On Saturday last, a forenoon like whirling demons, dark, with slanting rain, full of rage…
Walt Whitman, ‘The Weather – Does it Sympathize with These Times?’ from Specimen Days in America
This morning, the news from Paris. I sat and stared at the words on my screen, trying to make sense of them. I heard my daughter getting up and called to her. We scrolled silently through the BBC reports. When you check the French sites, I asked, will you tell me what they are saying?
And then I said something I shouldn’t have (I was thinking aloud, not talking). ‘If I were young’, I said, ‘I’m not sure I’d want to bring children into the world’. It was not the thing to say to someone with their life ahead of them. ‘I don’t agree’, my daughter countered: ‘That would be an ending, but not the right ending.’ Outside, dark clouds were gathering. ‘I’m sorry’, I told her.
At noon I listened to the radio as I drove to collect Dylan: news, phone-ins, expert opinions.
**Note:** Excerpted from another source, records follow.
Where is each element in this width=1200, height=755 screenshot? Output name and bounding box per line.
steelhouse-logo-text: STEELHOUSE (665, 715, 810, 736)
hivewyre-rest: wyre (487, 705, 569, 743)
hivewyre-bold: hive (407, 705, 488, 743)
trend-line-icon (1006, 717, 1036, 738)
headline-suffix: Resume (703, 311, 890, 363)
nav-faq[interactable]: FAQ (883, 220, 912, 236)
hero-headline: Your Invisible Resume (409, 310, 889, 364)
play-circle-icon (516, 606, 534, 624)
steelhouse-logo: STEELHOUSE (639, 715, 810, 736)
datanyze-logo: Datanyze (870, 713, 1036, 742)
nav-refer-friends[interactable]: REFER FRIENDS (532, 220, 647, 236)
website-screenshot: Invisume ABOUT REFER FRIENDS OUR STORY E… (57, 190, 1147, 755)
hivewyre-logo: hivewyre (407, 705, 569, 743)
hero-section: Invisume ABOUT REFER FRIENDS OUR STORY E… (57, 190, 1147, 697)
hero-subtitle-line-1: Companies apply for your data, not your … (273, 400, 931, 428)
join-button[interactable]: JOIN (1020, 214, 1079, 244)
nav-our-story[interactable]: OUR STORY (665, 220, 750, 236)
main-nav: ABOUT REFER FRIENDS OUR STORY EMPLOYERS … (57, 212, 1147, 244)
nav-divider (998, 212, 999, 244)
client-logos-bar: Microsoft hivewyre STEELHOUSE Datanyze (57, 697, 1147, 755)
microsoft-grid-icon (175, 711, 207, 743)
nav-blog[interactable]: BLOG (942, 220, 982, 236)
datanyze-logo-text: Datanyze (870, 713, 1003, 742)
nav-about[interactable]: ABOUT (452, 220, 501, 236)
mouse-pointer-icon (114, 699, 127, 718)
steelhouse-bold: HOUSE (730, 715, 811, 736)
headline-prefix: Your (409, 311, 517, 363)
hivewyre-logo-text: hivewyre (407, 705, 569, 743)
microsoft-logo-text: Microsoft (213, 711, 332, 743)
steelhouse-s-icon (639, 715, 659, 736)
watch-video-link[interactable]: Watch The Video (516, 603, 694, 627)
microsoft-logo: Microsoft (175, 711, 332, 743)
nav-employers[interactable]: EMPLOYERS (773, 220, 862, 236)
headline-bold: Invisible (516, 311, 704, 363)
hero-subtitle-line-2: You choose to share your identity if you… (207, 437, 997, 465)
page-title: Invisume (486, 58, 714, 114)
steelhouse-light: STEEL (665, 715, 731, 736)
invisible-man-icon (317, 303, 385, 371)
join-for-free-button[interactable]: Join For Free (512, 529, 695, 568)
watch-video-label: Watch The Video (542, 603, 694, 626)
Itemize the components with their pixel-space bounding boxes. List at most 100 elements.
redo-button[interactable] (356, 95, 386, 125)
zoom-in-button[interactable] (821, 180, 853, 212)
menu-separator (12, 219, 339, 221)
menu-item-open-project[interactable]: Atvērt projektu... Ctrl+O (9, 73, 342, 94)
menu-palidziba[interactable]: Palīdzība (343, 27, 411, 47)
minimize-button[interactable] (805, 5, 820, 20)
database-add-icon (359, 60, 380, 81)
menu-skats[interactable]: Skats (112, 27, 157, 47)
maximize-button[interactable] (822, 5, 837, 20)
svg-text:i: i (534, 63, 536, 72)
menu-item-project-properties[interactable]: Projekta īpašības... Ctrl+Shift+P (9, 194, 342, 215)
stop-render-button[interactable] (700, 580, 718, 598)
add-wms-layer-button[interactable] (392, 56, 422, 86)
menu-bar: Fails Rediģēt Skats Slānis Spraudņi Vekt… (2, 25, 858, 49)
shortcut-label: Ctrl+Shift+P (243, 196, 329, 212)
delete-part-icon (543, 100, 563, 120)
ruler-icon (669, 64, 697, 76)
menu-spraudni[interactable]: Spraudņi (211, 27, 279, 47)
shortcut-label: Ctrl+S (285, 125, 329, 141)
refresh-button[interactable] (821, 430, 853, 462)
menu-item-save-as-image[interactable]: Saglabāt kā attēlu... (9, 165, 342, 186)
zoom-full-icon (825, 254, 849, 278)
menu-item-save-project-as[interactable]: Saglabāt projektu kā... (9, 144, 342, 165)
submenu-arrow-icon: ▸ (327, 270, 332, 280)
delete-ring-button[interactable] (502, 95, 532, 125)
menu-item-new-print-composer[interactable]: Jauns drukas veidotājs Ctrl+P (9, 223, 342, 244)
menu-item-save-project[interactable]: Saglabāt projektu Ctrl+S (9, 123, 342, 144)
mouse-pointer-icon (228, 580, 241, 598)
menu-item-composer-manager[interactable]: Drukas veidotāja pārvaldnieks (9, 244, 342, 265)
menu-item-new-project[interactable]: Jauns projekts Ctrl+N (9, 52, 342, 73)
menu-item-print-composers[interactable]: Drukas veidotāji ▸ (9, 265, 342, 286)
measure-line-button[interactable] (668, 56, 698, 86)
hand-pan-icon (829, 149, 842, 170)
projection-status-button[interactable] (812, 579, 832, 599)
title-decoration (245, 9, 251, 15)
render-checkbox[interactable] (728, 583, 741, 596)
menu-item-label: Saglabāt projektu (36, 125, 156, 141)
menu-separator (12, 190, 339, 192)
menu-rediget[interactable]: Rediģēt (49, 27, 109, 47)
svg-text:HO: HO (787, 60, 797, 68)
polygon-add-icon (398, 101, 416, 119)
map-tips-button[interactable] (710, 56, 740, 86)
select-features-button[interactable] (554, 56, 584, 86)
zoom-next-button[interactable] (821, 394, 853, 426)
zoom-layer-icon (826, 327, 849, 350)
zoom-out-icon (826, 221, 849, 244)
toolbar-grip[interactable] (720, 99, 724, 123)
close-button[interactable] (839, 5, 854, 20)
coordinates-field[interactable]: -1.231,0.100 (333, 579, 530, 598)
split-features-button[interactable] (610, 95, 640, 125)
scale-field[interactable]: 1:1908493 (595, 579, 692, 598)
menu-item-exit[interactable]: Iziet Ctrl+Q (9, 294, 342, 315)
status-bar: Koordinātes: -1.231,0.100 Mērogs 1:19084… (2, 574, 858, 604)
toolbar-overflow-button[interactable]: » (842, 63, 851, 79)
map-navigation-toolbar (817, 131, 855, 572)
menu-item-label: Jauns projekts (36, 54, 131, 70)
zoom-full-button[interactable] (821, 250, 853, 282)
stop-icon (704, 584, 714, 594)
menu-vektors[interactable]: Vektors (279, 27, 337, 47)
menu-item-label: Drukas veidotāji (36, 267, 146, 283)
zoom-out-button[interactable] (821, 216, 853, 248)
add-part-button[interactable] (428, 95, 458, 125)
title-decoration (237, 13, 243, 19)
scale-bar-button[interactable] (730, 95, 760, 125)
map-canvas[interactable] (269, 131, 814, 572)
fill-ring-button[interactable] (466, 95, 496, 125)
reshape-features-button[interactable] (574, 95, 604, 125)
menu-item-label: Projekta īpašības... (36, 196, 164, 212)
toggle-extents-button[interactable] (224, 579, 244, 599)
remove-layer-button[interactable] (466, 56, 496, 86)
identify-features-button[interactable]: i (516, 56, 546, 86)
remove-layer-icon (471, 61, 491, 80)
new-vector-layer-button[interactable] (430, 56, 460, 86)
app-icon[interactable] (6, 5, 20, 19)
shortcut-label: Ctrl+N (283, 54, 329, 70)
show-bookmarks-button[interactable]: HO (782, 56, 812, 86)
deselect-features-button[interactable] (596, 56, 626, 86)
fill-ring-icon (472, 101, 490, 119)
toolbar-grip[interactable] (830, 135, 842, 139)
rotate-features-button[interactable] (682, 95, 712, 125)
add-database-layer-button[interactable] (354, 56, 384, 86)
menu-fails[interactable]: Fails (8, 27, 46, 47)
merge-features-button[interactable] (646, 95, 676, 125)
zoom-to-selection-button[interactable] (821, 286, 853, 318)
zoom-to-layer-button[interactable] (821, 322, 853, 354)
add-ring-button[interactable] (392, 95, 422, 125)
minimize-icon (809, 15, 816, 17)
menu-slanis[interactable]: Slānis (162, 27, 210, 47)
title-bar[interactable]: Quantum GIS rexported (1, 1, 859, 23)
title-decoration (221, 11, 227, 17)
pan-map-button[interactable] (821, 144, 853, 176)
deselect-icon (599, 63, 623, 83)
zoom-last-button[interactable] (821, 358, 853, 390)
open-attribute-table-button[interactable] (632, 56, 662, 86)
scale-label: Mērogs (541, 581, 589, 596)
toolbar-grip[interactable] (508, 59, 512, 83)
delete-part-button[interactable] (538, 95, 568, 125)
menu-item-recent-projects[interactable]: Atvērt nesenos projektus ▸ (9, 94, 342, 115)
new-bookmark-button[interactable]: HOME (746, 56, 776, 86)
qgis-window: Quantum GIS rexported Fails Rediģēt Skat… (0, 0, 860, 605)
People suggested solutions and talked about the future, but no one mentioned children. The rain was coming down now: driving rain against my driver window. On the northbound carriageway, banks of sudden spray. Our trip might need to be shorter than planned, I thought to myself. In slantwise rain I remembered Whitman’s Specimen Days: the weather was in sympathy with Paris today:
After every great battle, a great storm.
From that point on the day itself seemed sympathy with the times. I decided to battle it out with Dylan about the amount he could bring home. He didn’t like it: ran angrily to my car, waving his hands ‘bye bye, bye bye’. He wouldn’t look at me through the rear view mirror: sat sulky as rain. A ride on a steam train would cheer him, I thought. But when we arrived it was closed. ‘Let’s have a cup of tea’ I said. In the cafe I asked Dylan if I could see his filofax but he wouldn’t let me. I knew about a couple of incidents in the week; was Dylan just brooding, I wondered, or trying to block me? Drawn against the cafe window, curtains of grey rain. Shall we go home Dylan, I said: call it a day?
since this war, and the wide and deep national agitation, strange analogies, different combinations, a different sunlight, or absence of it…
All quotes are from Walt Whitman (1819-1892) ‘The Weather – Does It Sympathize with These Times?’ in Specimen Days in America
I took the photographs of and from the Eiffel Tower while in Paris with my daughter in February 2010.